What this demonstrates about the DSL:

  • match picks which definition applies to a frame. DNS cannot be matched on a single bit, so the example uses magic byte matches over the flags byte (0x00/0x01 for queries, 0x80/0x81 for responses) plus an always catch-all at the end.
  • bitfield breaks the 16-bit flags word into named bits (qr, rd, ra, rcode_*).
  • array with count: "{qdcount}" iterates a sub-structure a field-driven number of times — so multi-question queries decode correctly.
  • DSL limits — DNS label compression and per-RR-type RDATA layouts cannot be expressed in the DSL, so the variable parts (extra_sections, rdata) are kept as raw bytes and you cross-reference the colour-coded hex dump. This is normal: a definition is built up iteratively, and "raw bytes here" is a perfectly good intermediate state.

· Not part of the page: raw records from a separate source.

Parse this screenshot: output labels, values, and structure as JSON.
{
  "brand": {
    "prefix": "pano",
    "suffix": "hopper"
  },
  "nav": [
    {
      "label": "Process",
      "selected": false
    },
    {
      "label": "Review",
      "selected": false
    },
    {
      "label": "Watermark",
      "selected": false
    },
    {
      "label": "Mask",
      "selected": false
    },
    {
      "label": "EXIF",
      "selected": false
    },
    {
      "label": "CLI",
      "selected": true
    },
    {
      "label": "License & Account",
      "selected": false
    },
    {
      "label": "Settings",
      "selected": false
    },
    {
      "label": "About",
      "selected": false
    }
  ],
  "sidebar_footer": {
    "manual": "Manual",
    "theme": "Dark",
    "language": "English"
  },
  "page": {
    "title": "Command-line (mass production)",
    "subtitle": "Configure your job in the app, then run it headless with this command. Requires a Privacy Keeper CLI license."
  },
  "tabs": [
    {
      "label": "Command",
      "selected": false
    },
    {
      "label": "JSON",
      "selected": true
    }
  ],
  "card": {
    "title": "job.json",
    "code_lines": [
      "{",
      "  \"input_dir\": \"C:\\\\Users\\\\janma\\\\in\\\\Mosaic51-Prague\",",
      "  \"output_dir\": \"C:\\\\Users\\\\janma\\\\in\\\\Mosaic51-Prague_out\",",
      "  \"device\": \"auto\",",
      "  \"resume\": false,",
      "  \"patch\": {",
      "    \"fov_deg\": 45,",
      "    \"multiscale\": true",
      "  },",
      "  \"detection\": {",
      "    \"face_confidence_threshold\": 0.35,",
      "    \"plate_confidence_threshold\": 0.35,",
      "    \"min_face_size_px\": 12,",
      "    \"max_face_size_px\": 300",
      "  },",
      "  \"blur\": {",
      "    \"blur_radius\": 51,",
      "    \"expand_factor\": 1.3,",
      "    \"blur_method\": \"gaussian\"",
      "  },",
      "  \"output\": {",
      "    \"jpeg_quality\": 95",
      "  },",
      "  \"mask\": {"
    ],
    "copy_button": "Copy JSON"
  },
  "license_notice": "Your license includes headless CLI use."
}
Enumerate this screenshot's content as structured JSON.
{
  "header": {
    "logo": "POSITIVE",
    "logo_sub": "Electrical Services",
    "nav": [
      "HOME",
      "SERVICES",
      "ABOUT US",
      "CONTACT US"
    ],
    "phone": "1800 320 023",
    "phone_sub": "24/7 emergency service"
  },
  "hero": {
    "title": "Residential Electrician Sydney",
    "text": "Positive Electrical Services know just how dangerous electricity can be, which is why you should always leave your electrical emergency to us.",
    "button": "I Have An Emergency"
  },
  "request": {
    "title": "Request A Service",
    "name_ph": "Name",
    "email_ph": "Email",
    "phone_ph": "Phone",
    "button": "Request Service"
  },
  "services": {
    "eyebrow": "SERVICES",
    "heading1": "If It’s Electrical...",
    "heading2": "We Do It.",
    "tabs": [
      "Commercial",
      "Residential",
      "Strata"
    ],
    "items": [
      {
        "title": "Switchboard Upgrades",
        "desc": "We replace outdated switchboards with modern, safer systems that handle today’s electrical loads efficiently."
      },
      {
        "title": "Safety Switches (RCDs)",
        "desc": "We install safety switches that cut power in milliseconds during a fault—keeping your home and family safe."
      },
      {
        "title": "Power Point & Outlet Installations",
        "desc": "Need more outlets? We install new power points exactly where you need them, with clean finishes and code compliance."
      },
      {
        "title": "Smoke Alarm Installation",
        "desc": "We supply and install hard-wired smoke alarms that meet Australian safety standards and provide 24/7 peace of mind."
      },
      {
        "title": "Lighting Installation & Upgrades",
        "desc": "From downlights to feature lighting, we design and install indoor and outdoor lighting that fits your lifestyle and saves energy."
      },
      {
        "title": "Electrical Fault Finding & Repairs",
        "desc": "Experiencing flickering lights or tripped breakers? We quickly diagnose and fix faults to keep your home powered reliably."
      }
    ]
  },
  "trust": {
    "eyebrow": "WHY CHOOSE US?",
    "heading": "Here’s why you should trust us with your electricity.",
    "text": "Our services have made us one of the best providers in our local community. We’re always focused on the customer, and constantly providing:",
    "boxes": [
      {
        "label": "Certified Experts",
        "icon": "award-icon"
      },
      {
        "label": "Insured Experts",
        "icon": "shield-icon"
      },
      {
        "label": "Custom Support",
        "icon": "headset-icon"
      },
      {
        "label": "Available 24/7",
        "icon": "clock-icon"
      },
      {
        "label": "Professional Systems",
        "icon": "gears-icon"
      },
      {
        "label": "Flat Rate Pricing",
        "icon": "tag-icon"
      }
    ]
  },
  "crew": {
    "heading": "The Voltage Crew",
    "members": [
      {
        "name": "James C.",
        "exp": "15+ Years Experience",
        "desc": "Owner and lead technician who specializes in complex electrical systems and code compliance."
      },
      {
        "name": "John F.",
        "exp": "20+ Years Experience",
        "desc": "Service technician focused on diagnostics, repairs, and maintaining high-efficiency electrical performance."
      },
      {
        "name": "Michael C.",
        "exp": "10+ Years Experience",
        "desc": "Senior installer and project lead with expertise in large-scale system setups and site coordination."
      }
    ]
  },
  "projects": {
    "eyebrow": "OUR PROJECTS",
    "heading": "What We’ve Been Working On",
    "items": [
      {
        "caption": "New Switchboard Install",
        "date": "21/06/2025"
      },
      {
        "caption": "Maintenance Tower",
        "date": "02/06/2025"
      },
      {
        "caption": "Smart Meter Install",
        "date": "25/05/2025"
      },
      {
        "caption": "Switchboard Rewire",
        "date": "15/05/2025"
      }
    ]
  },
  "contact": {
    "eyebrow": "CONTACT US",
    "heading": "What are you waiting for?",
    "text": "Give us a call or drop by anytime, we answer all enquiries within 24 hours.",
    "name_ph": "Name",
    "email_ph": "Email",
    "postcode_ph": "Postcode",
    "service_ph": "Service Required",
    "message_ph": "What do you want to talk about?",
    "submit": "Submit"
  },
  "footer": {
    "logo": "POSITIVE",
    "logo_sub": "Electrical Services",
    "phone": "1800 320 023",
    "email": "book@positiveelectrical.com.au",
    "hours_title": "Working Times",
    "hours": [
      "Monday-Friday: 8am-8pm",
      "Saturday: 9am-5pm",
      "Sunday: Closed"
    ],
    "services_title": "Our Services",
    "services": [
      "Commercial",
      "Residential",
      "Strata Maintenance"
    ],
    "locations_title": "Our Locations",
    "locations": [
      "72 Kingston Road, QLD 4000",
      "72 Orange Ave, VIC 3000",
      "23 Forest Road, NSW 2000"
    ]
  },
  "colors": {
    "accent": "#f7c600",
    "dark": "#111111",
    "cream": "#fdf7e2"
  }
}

Load it via Config → Protocol Definition, or protocol_definition_path="examples/protocols/dns.proto.yaml". The full field-type and matcher reference is in Protocol Definitions.


3. The custom replace script — rewriting A records to 127.0.0.1

Goal: every A-record answer should resolve to 127.0.0.1, so a client talks to a local server you control regardless of what hostname it looked up.

Why a binary or regex rule is not enough

The obvious approach is a binary replace rule: match the four answer bytes and substitute 7F 00 00 01. It works for one specific IP and breaks immediately otherwise:

  • It only matches the literal bytes you typed — a different answer IP is untouched.
  • The same four bytes can appear anywhere — inside a TTL, a transaction ID, a label length — and a binary rule rewrites them blindly, corrupting the message.
  • Refining the pattern (e.g. match 00 04 RDLENGTH then 4 wildcards) just moves the problem: 00 04 also occurs inside other records.

The pattern languages are blind to structure. A nested, length-prefixed binary format needs real parsing — which is exactly what a script rule gives you.

The script

The repo ships examples/scripts/dns_a_to_localhost.py. It exports the one function every replace script must define:

def apply(data: bytes, variables: dict) -> bytes:
    ...

It walks the DNS message properly — skips the 12-byte header, steps over the question section, then iterates the answer/authority/additional records — and overwrites RDATA only where TYPE=A (1), CLASS=IN (1), and RDLENGTH=4. AAAA, CNAME, MX, NS, the question section, and compression pointers are all left untouched.

Add it as a Custom script replace rule:

Field Value
Label DNS A → 127.0.0.1
Type Custom script
Script path examples/scripts/dns_a_to_localhost.py
Direction server → client
Scope Traffic only

The apply() contract, the shared variables store, and auto-reload are documented in Custom Replace Scripts.


Putting it together — a UDP walkthrough

  1. ForwarderConfig tab → add a UDP forwarder: listen 127.0.0.1:5353, upstream 1.1.1.1:53, framer raw (default), protocol definition examples/protocols/dns.proto.yaml. Start it.
  2. Generate trafficdig @127.0.0.1 -p 5353 example.com.
  3. Inspect — on the Traffic tab, select the query/response frames and toggle the parsed view: id, flags, the bit-broken flags_decoded, the counts, and the questions array.
  4. Intercept — on the Intercept tab, enable intercept for client→server and re-run dig; the query is held so you can edit a field (try changing qdcount) before forwarding.
  5. Rewrite — add the dns_a_to_localhost.py script rule above and re-run dig against several names — they all answer 127.0.0.1, while an AAAA query is left alone because it has no A records.
  6. Verify — back on Traffic you will see the original frame and a framer_name=tamper frame: the rewritten datagram ProtoPoke actually sent. The unmodified frame is always preserved for inspection.